Laughter followed. And then stillness. Because he wasn’t joking.
### A Sobering Thought: AI is Not the Answer to Human Uncertainty
Plazo isn’t an outsider to this world—he’s part of the architecture. His firm, Plazo Sullivan Roche Capital, trains some of the most widely used trading AIs globally. But that insider status makes his critique all the more potent.
“The problem isn’t the tech,” he said. “It’s our expectation that it will save us from the weight of responsibility.”
Plazo offered real-world case studies—AIs that, on paper, flagged perfect trades. Only to be undone by things no algorithm could foresee: a shift in public sentiment.

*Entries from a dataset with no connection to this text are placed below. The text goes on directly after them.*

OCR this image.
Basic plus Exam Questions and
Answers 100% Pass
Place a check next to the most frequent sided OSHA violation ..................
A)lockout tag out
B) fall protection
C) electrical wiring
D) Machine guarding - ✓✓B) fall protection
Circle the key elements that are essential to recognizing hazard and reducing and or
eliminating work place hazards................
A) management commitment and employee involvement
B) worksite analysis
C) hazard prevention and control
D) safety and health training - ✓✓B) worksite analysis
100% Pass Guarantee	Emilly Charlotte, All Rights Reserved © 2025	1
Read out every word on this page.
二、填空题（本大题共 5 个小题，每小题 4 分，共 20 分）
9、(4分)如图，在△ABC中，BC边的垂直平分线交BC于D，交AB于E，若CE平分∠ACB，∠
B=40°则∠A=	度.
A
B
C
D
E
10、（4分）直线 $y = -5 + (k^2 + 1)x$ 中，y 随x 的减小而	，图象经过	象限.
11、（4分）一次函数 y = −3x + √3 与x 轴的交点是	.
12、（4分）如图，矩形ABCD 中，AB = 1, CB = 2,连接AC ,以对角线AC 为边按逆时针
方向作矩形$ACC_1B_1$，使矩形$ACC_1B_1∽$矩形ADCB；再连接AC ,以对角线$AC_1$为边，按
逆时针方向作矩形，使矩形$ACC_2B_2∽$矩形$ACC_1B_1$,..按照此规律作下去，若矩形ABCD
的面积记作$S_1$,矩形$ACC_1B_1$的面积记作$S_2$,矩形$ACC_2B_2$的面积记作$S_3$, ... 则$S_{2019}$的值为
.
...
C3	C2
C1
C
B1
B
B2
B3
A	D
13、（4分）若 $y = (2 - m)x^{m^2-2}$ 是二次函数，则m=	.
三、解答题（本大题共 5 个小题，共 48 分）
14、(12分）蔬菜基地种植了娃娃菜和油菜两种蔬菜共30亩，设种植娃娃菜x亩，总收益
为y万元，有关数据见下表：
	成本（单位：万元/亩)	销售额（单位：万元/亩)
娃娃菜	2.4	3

Context, he argued, remains the province of people.
### Students Raised Big Questions—Plazo Raised Bigger Ones
One Kyoto student asked whether LLMs could model global mood.
Plazo didn’t hesitate.
“AI can detect outrage in a tweetstorm,” he said. “But it can’t register moral weight in a leader’s voice.”
A brief silence followed.
Another student asked if AI might simulate conviction.
“Conviction,” Plazo replied, “isn’t data. It’s the bruises of being wrong—and surviving. It’s knowing when *not* to act.”
You can’t upload that.
### Beyond Algorithms: A Call to Grow Up
Many students—confident in their tools—admitted to viewing AI as a workaround. A way to evade risk. Bypass emotion. Plazo corrected that notion.
“You can streamline your trading logic. But never your ethics.”
It struck a chord.
Because whether they wore suits or sandals, most in that room shared one goal: success. But Plazo asked a deeper question—*at what cost?*
### This Wasn’t Techlash—It Was Tech Maturity
Plazo was not anti-AI. He enumerated its strengths:
- Filtering massive noise
- Identifying technical patterns at scale
- Stress-testing portfolios in seconds
But he also listed its limits—starkly.
It can’t detect sarcasm. It can’t weigh political nuance. And it doesn’t know that your retirement plan may hang in the balance.
“If the algorithm fails,” he asked, “will you take responsibility? Or just blame the machine?”
The room was quiet. That quiet held meaning.
### The Human Remains the Final Arbiter
What emerged wasn’t a rejection of AI, but a reminder of its place.
Plazo described tools he’s building that consider misinformation, psychological factors—even geopolitical instability. But his parting truth was unambiguous:
“No machine can tell you when *not* to website act. That’s a human burden.”
### Wisdom Can’t Be Coded
As the crowd dispersed—some thoughtful, some rattled—one phrase echoed in the corridors:
“AI doesn’t know your values. So don’t let it make your decisions.”
In an age obsessed with speed and prediction, Plazo offered something radical:
Accountability.
Because in the end, investing isn’t about beating the market.
It’s about remembering *why* you entered the arena in the first place.